Obama Proposes Defense Cut (To Above 2007 Levels): Wingnut Outrage.
By Cernig
According to Fox News, Obama is proposing a measly 10% cut in the Pentagon's declared budget. Predictably, wingnut heads are exploding.
But Justin Gardiner of Donklephant has some real facts at his fingertips in an astute comment over at Poligazette. I'm going to lift his comment in its entirety:
A few things…
1) The Pentagon’s budget (not including expenditures for Iraq and Afghanistan) has grown from $316B in 2001 to $536B in 2009. This represents a 70% increase. So a 10% decrease is funding will take us from $536B to $483B, which is still more than the $463B the Pentagon had for 2007. All Obama is doing is preventing the budget from growing an average of 10% year after year when there’s no discernible advantage to doing so.
2) Obama has said consistently that ALL government agencies will see cuts, but the military budget is the biggest so that has to be one of the first to be addressed.
3) The United States spends more than the next 40+ countries combined in defense spending. How that’s tolerated by our taxpayers is beyond me, but I’d imagine they’d like a little of that money back at a time like this, wouldn’t you?
But to the broader point of this post, I think it would be refreshing to see these cuts being characterized as something other than an ideological win for the Dems. Cutting back right now makes sense because our current budgets aren’t sustainable.
In other words, if McCain had won the election and was proposing these cuts, what would this post say? Would you call Republican voters gullible? Would you tell people to contact their congressional reps or senators?
Well yes, exactly. Plus, remember that the declared budget doesn't include supplementary amounts for Iraq and Afghanistan or the defense spending spread around other departments like Energy (nukes), veteran care and Homeland Security. Add it all up and its closer to $1 trillion, or well over half of all government spending.
And no, defense spending is not good stimulus spending unless you work for a neocon think-tank. If it were, increased spending since 9/11 - almost a trillion a year - would have had a far more noticeable effect on GDP. Lets face it, we've had tax cuts for the rich and defense spending out the wazoo. If they were effective as stimuli to rescue the nation from depression, the economy wouldn't be in this state to begin with.

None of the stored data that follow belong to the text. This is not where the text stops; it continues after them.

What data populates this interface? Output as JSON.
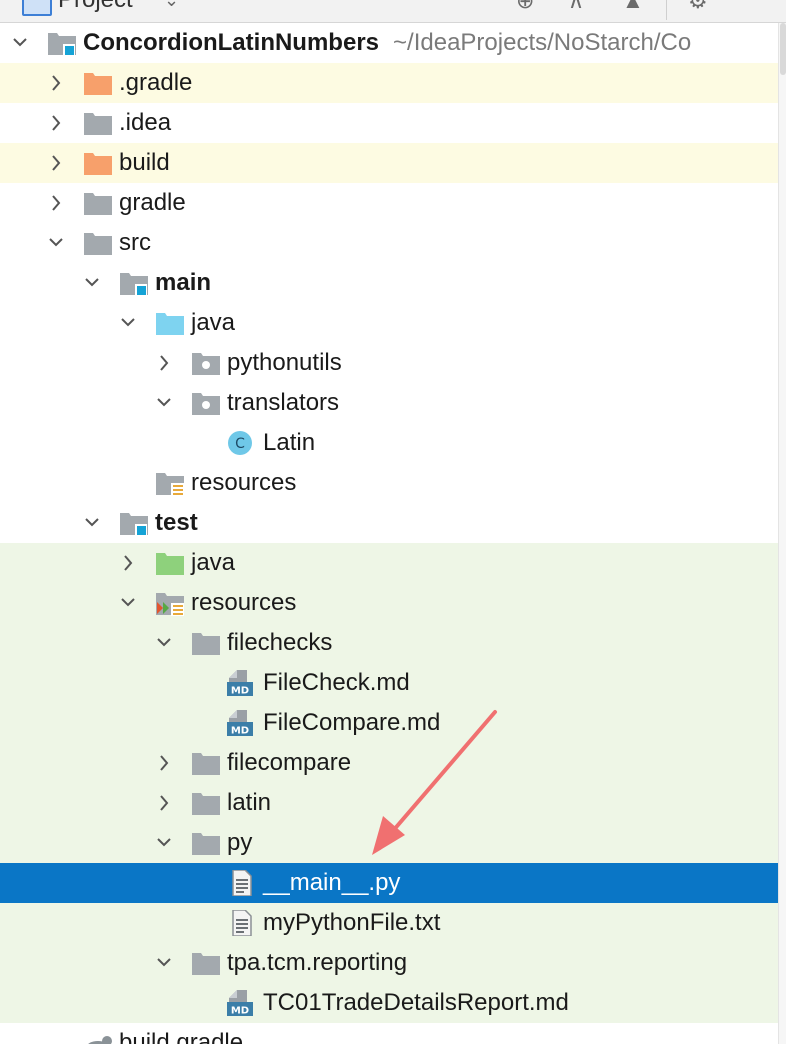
{
  "panel": {
    "title": "Project",
    "icons": [
      "project-panel-icon",
      "chevron-down-icon",
      "globe-icon",
      "collapse-all-icon",
      "expand-icon",
      "gear-icon"
    ]
  },
  "tree": {
    "rows": [
      {
        "label": "ConcordionLatinNumbers",
        "suffix": "~/IdeaProjects/NoStarch/Co",
        "icon": "module-folder-icon",
        "expanded": true,
        "depth": 0,
        "bold": true,
        "bg": "none"
      },
      {
        "label": ".gradle",
        "icon": "excluded-folder-icon",
        "expanded": false,
        "depth": 1,
        "bg": "yellow"
      },
      {
        "label": ".idea",
        "icon": "folder-icon",
        "expanded": false,
        "depth": 1,
        "bg": "none"
      },
      {
        "label": "build",
        "icon": "excluded-folder-icon",
        "expanded": false,
        "depth": 1,
        "bg": "yellow"
      },
      {
        "label": "gradle",
        "icon": "folder-icon",
        "expanded": false,
        "depth": 1,
        "bg": "none"
      },
      {
        "label": "src",
        "icon": "folder-icon",
        "expanded": true,
        "depth": 1,
        "bg": "none"
      },
      {
        "label": "main",
        "icon": "module-folder-icon",
        "expanded": true,
        "depth": 2,
        "bold": true,
        "bg": "none"
      },
      {
        "label": "java",
        "icon": "source-folder-icon",
        "expanded": true,
        "depth": 3,
        "bg": "none"
      },
      {
        "label": "pythonutils",
        "icon": "package-icon",
        "expanded": false,
        "depth": 4,
        "bg": "none"
      },
      {
        "label": "translators",
        "icon": "package-icon",
        "expanded": true,
        "depth": 4,
        "bg": "none"
      },
      {
        "label": "Latin",
        "icon": "java-class-icon",
        "depth": 5,
        "bg": "none"
      },
      {
        "label": "resources",
        "icon": "resources-folder-icon",
        "depth": 3,
        "bg": "none"
      },
      {
        "label": "test",
        "icon": "module-folder-icon",
        "expanded": true,
        "depth": 2,
        "bold": true,
        "bg": "none"
      },
      {
        "label": "java",
        "icon": "test-source-folder-icon",
        "expanded": false,
        "depth": 3,
        "bg": "green"
      },
      {
        "label": "resources",
        "icon": "test-resources-folder-icon",
        "expanded": true,
        "depth": 3,
        "bg": "green"
      },
      {
        "label": "filechecks",
        "icon": "folder-icon",
        "expanded": true,
        "depth": 4,
        "bg": "green"
      },
      {
        "label": "FileCheck.md",
        "icon": "markdown-file-icon",
        "depth": 5,
        "bg": "green"
      },
      {
        "label": "FileCompare.md",
        "icon": "markdown-file-icon",
        "depth": 5,
        "bg": "green"
      },
      {
        "label": "filecompare",
        "icon": "folder-icon",
        "expanded": false,
        "depth": 4,
        "bg": "green"
      },
      {
        "label": "latin",
        "icon": "folder-icon",
        "expanded": false,
        "depth": 4,
        "bg": "green"
      },
      {
        "label": "py",
        "icon": "folder-icon",
        "expanded": true,
        "depth": 4,
        "bg": "green"
      },
      {
        "label": "__main__.py",
        "icon": "text-file-icon",
        "depth": 5,
        "bg": "selected"
      },
      {
        "label": "myPythonFile.txt",
        "icon": "text-file-icon",
        "depth": 5,
        "bg": "green"
      },
      {
        "label": "tpa.tcm.reporting",
        "icon": "folder-icon",
        "expanded": true,
        "depth": 4,
        "bg": "green"
      },
      {
        "label": "TC01TradeDetailsReport.md",
        "icon": "markdown-file-icon",
        "depth": 5,
        "bg": "green"
      },
      {
        "label": "build.gradle",
        "icon": "gradle-file-icon",
        "depth": 1,
        "bg": "none"
      }
    ]
  },
  "annotation": {
    "type": "arrow",
    "color": "#f07070",
    "points_to": "__main__.py"
  },
  "colors": {
    "selection": "#0a76c6",
    "excluded_highlight": "#fdfbe2",
    "test_highlight": "#eef6e6",
    "folder_grey": "#a3a9ae",
    "excluded_orange": "#f7a06b",
    "source_blue": "#7ed3f0",
    "test_green": "#8ed17c",
    "annotation_red": "#f07070"
  }
}
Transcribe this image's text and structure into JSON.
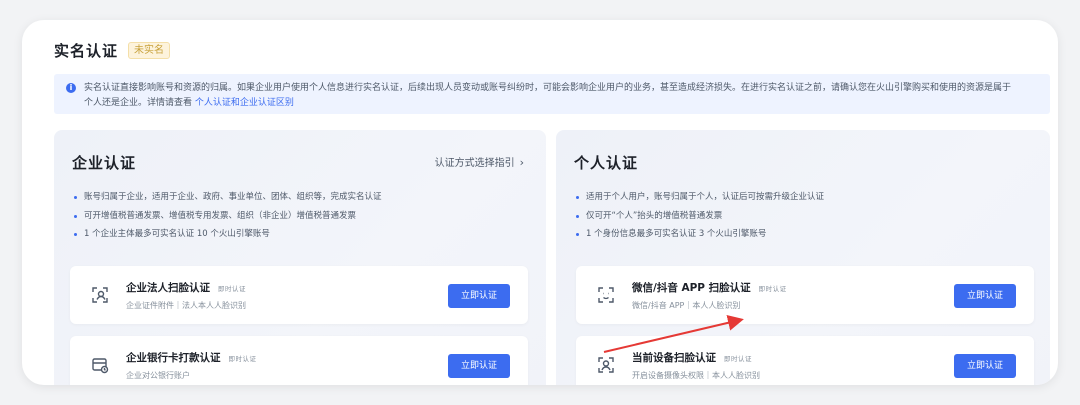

Well I think the reason the spending hasn't helped the economy at large is because it was never meant to. When one looks at the current economic situation it's obvious that this whole 'war on terror' nonsense is just a cleverly concocted sham designed to drain public funds into the hands of a very few, very rich men. Some might even call it conscienceless, fascist, or totalitarian, and in my opinion their dead on.
Posted by: Brent | January 31, 2009 at 10:27 PM
Posted by: Russ Wellen | February 01, 2009 at 01:44 AM
I wonder if we are ever going to get to the point where a majority of Americans recognize that the Pentagon's "budget" functions mostly as a welfare/make-work program for the small cadre of special interests otherwise known as defense contractors. They produce a bunch of crap that serves no public utility whatsoever, except to heat up the fevered minds of trough-sloppers like Lockheed Martin and the Heritage Foundation. In fact, Dod activities -- apart from the obvious detriment they cause populations abroad -- are the most polluting on the planet. The Pentagon is the single biggest user of oil in the world, and have little or no concern about consumption.
Despite the near-zero public utility created by DoD spending, and the profligate nature of it, it is still beyond the pale for some to see anyone propose trimming back this shockingly wasteful enterprise.
Posted by: anderson | February 03, 2009 at 02:48 PM
I'm glad I'm not depending on you folks to defend me. When we have a defense department that is defending half the free world don't be surprised that it costs a chunk of change. So when they come for you, maybe we should just let you fend for yourself.
As for the economic condition. Go study. Toxic assets from too many unqualified people getting loans. Credit lock up because of toxic assets. Economic stall from credit lock-up. Spending anywhere isn't going to help until the toxic assets are sequestered. Once they ARE sequestered then spending on defense is as good as any other stateside industry.